United Airlines has once again, at least temporarily, quietly raised the miles required for many of its saver awards booked within two weeks of departure, with no notice and immediate effect. Previously, these awards cost 15,000 miles one way for certain U.S. domestic flights booked at short notice, but we are now seeing prices of 20,000 miles or more. The MileagePlus devaluation applies even when the cash price remains low and availability unchanged.
United MileagePlus’s Latest Sneaky Devaluation: Close-In Domestic Awards Jump 33%
What strikes me here, as always, is not just the numerical increase (though a 33% jump is steep). It is the way it was done: silently, without announcement, and without any meaningful warning to members. We have seen devaluations before…a lot of them. In fact, United would dispute that this is a “devaluation” because it does not publish award charts anymore, even if “saver” awards have stuck to a fixed price.

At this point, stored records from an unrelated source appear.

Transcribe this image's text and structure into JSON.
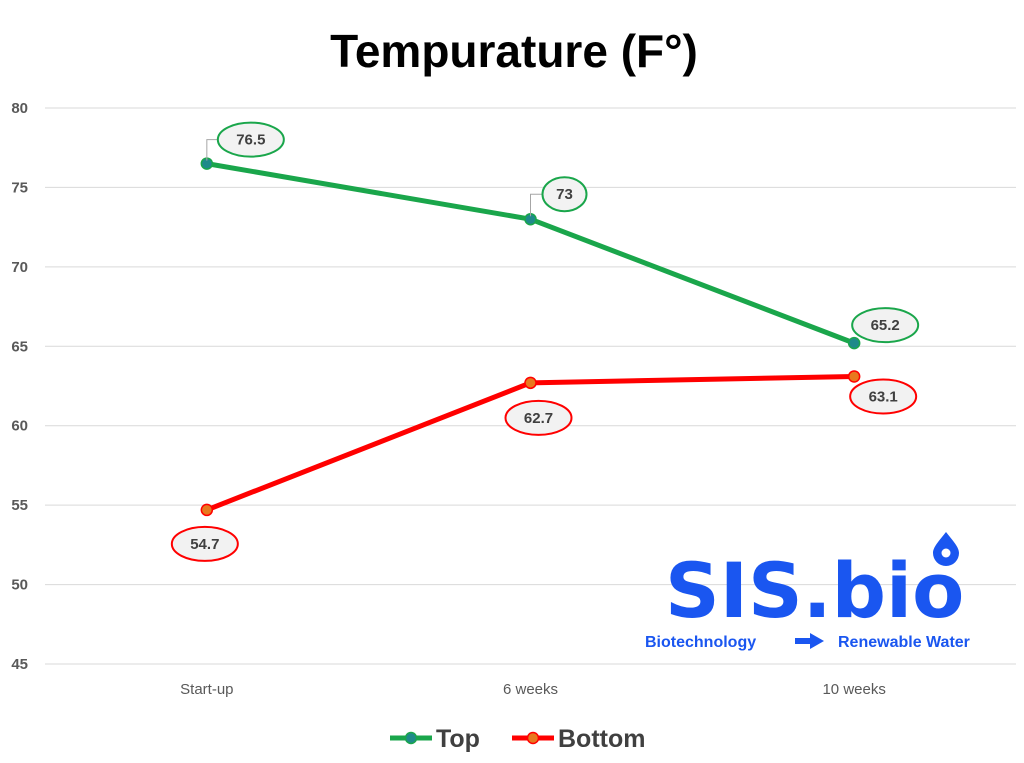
{
  "chart_data": {
    "type": "line",
    "title": "Tempurature (F°)",
    "xlabel": "",
    "ylabel": "",
    "categories": [
      "Start-up",
      "6 weeks",
      "10 weeks"
    ],
    "ylim": [
      45,
      80
    ],
    "yticks": [
      45,
      50,
      55,
      60,
      65,
      70,
      75,
      80
    ],
    "grid": true,
    "legend_position": "bottom",
    "series": [
      {
        "name": "Top",
        "values": [
          76.5,
          73,
          65.2
        ],
        "labels": [
          "76.5",
          "73",
          "65.2"
        ],
        "color": "#1aa64b",
        "marker_color": "#1f8a8a"
      },
      {
        "name": "Bottom",
        "values": [
          54.7,
          62.7,
          63.1
        ],
        "labels": [
          "54.7",
          "62.7",
          "63.1"
        ],
        "color": "#ff0000",
        "marker_color": "#e8781e"
      }
    ]
  },
  "logo": {
    "name": "SIS.bio",
    "tagline_left": "Biotechnology",
    "tagline_right": "Renewable Water",
    "color": "#1a56f0"
  }
}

Once again, your miles are worth less. The same seat you once could secure for 15,000 miles is now going to cost 20,000 miles, an increase that forces you to spend more if you cannot plan earlier. For a loyalty program that claims to be the best in business, it continues to disappoint under the leadership of ex-Comcast executive Richard Nunn.
United CEO Scott Kirby has promised “big news” with MileagePlus…I hope this isn’t it. United Airlines told me that this is not a blanket increase and that many saver awards still price at or below 15,000 miles one-way. It also suggested that so-called saver awards may price higher during peak travel periods, consistent with the dynamic nature of MileagePlus.
That may be the case, but I just find it so stupid. When customers accumulate miles, they are doing so with the expectation of future value, that the program will honor redemptions at the rates advertised when they earned those miles. When airlines raise the price unannounced, they erode that trust.
Of course, the fine print gives United the “right” to do this: United promises nothing. But it’s a silly way to erode trust.
There is another layer here: the “close-in” premium. While in one sense it may be logical to charge more for last-minute space, the beauty of frequent flyer programs, at least in a historic sense, is that it was a vehicle for airlines to unload seats that otherwise would go empty.
If you are someone who stacked MileagePlus miles because you trusted the program, this change is just the latest wake-up call. Loyalty at United is less valued than you were led to believe.
So what should be your takeaway?
- Book in advance: If you plan to redeem with United, do not wait until the last minute. The value is now worse.
- Evaluate alternatives: Other programs still offer lower close-in awards; options like Air Canada Aeroplan are still pricing at lower levels (though Aeroplan has also has variable pricing for United awards)
- View miles as a spend-now currency: Consider miles less of a “banked asset” and more of a consumption-driven currency. If you hold miles hoping for a windfall, you WILL be disappointed. Miles are almost always a depreciating asset.

CONCLUSION
In short: United moving award levels without warning is a continued problem for loyal flyers. It remains to be seen whether this is a temporary bump for the holidays or a long-term change. It is one thing to evolve a program; it is quite another to change value silently. That is not loyalty. It is a business decision done at the expense of trust.
Hat Tip: View From The Wing



United is on the way to becoming more “premium”, like Delta SkyPesos, but isn’t at SkyPesos level yet. American is still non-premium / standard. Alaska has more value and are folksy, not premium, but they will eventually be SkyPesos eventually.
The pandemic caused me to lose status and was the push for me to become a free agent. I have successfully burned too large balances of 3 airlines’ miles and have 2 left to go.
Apart from quiet periods like late January non economy awards (not going to call United premium) are super expensive. I see mostly empty international front cabins on routes I flight even around new year yet prices of 250k plus. So we would expect some prices to drop close in. But now their ability to sell those seats is eroded by not dropping the price close in that much. Someone’s head is stuck in a dark space. The benefit may be for frequent flyers who like myself are sitting on more PQP than can spend. This may be their motivation.
People are getting numb to it all. Bottom line. With that devaluations will continue alongside romantic pitches by flight attendants of exotic vacations and unique destinations just a few charges away. That is until people begin to realize that their airline credit cards are a scam and there are better options out there in cash back etc. Only then will airlines backtrack – but it will be too late. People will not buy into it a second time. They destroyed trust, as every corporation does that gets bigger and with less competition, all to make shareholders happy at the expense of their customers. Because they feel like they can.
ugh, I last 15k MileagePlus miles for IAD home after a Lufthansa First Class award showed up so ofc last minute, saved me $550 then!
Is that really the floor? Close in flights with AA afe often 6K. Even Delta has some flexibility. That’s a pretty serious devaluation, and it seems useless as close-in bookings may be the least risky for UAMP. Dumb move.